Wednesday, October 23, 2013

Is 'The Bond Rally Of A Lifetime' Finally Over?

When the Fed started talking about reducing its $85 billion monthly purchases of Treasurys and mortgage-backed securities in May, Treasury bonds started to fall (chart 1) and yields jumped (chart 2).

Although Fed officials have vigorously denied that tapering signals an impending rise in interest rates, investors obviously didn't believe the central bankers.

(chart 1)

Many interest rate forecasters shout that the three-decade-long decline in Treasury bond yields is over, and they may be right—finally. These same pundits have been saying so repeatedly ever since rates started down in 1981.

(chart 2)

As I discussed in my recent book, The Age of Deleveraging, and in many Insights before and since, back in 1981, few agreed with me that serious inflation was unwinding and interest rates would fall. Indeed, the consensus called for rates to remain high or even rise indefinitely.

Yet when 30-year Treasury yields peaked at 15.21% in October of that year, I stated that inflation was on the way out and "we're entering the bond rally of a lifetime." Later, I forecast a drop to a 3% yield. Again, most other forecasters thought I was crazy.

Most investors have a distinct anti-Treasury bond bias, and not just because they fervently believe that serious inflation and leaping yields are inevitable. Stockholders inherently hate them. They say they don't understand Treasury bonds. But their quality has been unquestioned, at least until recently, and their prices rose promptly in 2011 after S&P downgraded them.

Treasurys and the forces that move yields are well-defined—Fed policy and inflation or deflation are among the few important factors.

Stock prices, by contrast, are much more difficult to fathom. They depend on the business cycle, conditions in that particular industry, Congressional legislation, the quality of company management, merger and acquisition possibilities, corporate accounting, company pricing power, new and old product potentials, and myriad other variables.

Stockholders do understand that Treasurys normally rally during weak economic conditions, which are negative for stock prices, so they consider declining Treasury yields to be a bad omen. Brokers also don't want to recommend Treasurys since commissions on them are low, and investors can avoid commissions altogether by buying them directly from the Treasury.

Wall Street denizens also disdain Treasurys, as I learned firsthand while at Merrill Lynch and then White, Weld years ago. Investment bankers didn't want me along on client visits when I was forecasting lower interest rates. They wanted projections of higher rates that would encourage corporate clients to issue bonds immediately, not wait for lower rates and cheaper financing costs. That's what's happening today in anticipation of Fed tightening and higher interest rates—more financing to pay for mergers and acquisitions as well as other needs.

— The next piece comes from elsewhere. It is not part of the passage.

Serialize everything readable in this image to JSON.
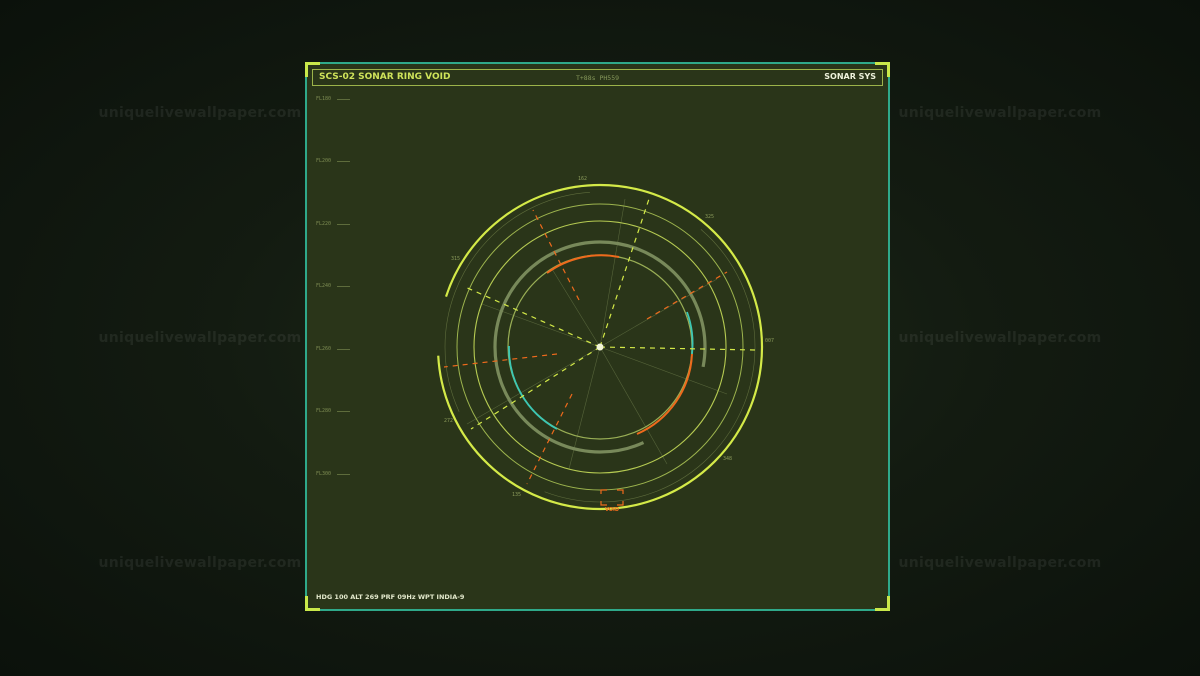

Professional managers of bond funds are a sober bunch who perennially fret about inflation, higher yields, and subsequent losses of principal in their portfolio. But if yields fall, they don't rejoice over bond appreciation but worry about reinvesting their interest coupons and maturing bonds at lower yields.

This disdain for bonds, especially Treasurys, persists despite their vastly superior performance vs. stocks since the early 1980s. Starting then, a 25-year zero-coupon Treasury, rolled into another 25-year annually to maintain the maturity, beat the S&P 500, on a total return basis, by 6.1 times (chart 3), even after the recent substantial bond sell-off.

(chart 3)

This is one of our very favorite charts since we have actually participated in this marvelous Treasury bond rally as forecasters, portfolio managers and investors. And please note that we've never, never, never bought Treasurys for their yield. We couldn't care less what the yield is—as long as it's going down! We want Treasurys for the same reason that most of today's stockholders want equities—appreciation.